In 1988 three mates and I embarked on a rock'n'roll mission to acquire fame and fortune. We acquired neither, but the attempt was worthy.
The band was a four-piece: Scratch on bass, Greg Blackler on guitar & vocals, Michael Bryant (aka Spex) on guitar & vocals, and myself on drums. We had played together in various bands and configurations previously and in 1988 we decided to make the jump and go professional. We were to spend the next four years pursuing elusive rock'n'roll dreams.
The Plant People and Crew at the Wanganui Hell's Angels clubhouse in 1991.
Left to right: Greg, Nepia, Scratch, Ozzy, Dave, Spex and Hooky.
The name "Plant People" came to me one day after pondering the unhappy state of my pot plants (I wasn't much of a green thumb). I thought to myself "I should call Scratch and get his advice - he's a plant person". It was several hours later that "The Plant People" jumped into my head as a band name, and I suggested it to the other guys that night. They didn't immediately take to the name and we tried to think of a better one, but we couldn't so in the end we went with The Plant People. Although originally unintended, the drug connotations were obvious and we embraced them wholeheartedly.

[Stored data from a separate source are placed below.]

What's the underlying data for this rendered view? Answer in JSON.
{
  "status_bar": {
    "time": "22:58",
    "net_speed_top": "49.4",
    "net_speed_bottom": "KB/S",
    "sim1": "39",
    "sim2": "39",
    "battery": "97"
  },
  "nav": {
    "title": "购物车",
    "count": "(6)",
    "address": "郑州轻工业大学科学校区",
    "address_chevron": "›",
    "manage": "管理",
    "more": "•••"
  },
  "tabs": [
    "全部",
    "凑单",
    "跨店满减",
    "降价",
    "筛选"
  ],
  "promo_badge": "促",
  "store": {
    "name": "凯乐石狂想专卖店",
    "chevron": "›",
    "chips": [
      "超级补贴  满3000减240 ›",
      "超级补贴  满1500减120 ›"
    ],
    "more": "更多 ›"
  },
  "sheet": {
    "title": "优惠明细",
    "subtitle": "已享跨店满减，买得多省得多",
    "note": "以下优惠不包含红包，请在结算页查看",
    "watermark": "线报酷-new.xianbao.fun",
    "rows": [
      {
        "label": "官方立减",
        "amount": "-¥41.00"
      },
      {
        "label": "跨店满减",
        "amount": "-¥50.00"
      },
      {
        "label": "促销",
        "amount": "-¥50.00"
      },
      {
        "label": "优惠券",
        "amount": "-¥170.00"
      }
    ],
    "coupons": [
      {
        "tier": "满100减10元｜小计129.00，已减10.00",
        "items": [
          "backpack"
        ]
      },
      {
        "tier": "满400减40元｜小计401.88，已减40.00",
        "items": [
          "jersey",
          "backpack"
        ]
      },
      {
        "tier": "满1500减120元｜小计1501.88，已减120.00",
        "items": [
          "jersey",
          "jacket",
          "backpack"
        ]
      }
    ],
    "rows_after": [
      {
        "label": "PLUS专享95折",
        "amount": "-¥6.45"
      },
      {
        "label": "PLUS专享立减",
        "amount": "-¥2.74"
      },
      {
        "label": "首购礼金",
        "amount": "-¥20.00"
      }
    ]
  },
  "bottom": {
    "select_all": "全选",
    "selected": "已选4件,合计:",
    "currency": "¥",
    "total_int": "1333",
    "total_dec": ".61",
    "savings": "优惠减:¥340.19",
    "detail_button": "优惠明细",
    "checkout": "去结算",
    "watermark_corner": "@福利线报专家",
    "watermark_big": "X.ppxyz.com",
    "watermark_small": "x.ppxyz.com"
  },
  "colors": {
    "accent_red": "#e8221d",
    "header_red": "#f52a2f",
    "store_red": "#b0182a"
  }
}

Over the years we played a variety of gigs and venues... Pubs, Parties, Rugby Clubs, Semi-Formal Occasions (eg. Weddings), Motorcycle Clubs, Alternative Music Venues, and occasional Larger Concert events. Sometimes we got paid a fee by the venue, sometimes we got the door take, sometimes we got paid in dodgy contra. It was hard work trying to make a living out of it and we weren't very financially successful, despite getting good attendances. No one in New Zealand was really making good money out of playing music, in fact we often commented that musos got the poorest pay in the industry. Indeed, for a while our roadies got paid more than we did.
Gigs That Suck
I'll annoy a few people by saying this, but the worst gigs we ever played were the rugby clubs. Although we had some really good ones, these clubs consistently had the most arrogant, obnoxious and violent audiences. We would frequently have half a dozen brawls at a rugby club gig - we didn't see that many in four years playing for bikers.
Gigs That Don't Suck
Large concerts definitely rule. Our biggest was probably Mountain Rock with maybe 20,000 people (I can't remember exactly - one day I'll check the history books). Playing to an audience that size is an experience which is hard to describe. It's a rare and intoxicating high. You feel overwhelmed and yet incredibly powerful. You never want it to end and yet it's so physically and emotionally exhausting you need it to end. For a band like us who only got to do this a few times, each time was special.
One of my great regrets in life is that we have no record of any of our "Big Gigs". I suppose at the time we thought there would be other times to get photos and videos, but it never happened.
Groupies and Favoured Fans
Band audiences are fascinating and we had interesting relationships with ours. A typical crowd could have been anything from 50 to 500 people of which a percentage may have been regular followers of the band. We were lucky to have a loyal base of supporters who enjoyed traveling to other cities to see us play. They helped give us a sort of small-time pseudo-fame.
Groupies are all about ego. It's a symbiotic deal -- they feel important when they're seen hanging out with the band, and the band gets to feel popular because lots of people wanted to be seen hanging out with them. There's not many ego boosts like having groups of people cue up talk to you when you've finished playing. We would sometimes stroll into after-gig parties in single file as if we were the All Blacks, flanked by our crew and groupies, and instantly be the centre of attention. We felt like kings. Of course this sounds like a load of grandiose delusional male narcissism -- it is. It's an easy trap to get into and in many ways it was ultimately our undoing.
One day I'll tell you about the horse on stage and some other surprising things that happened to us.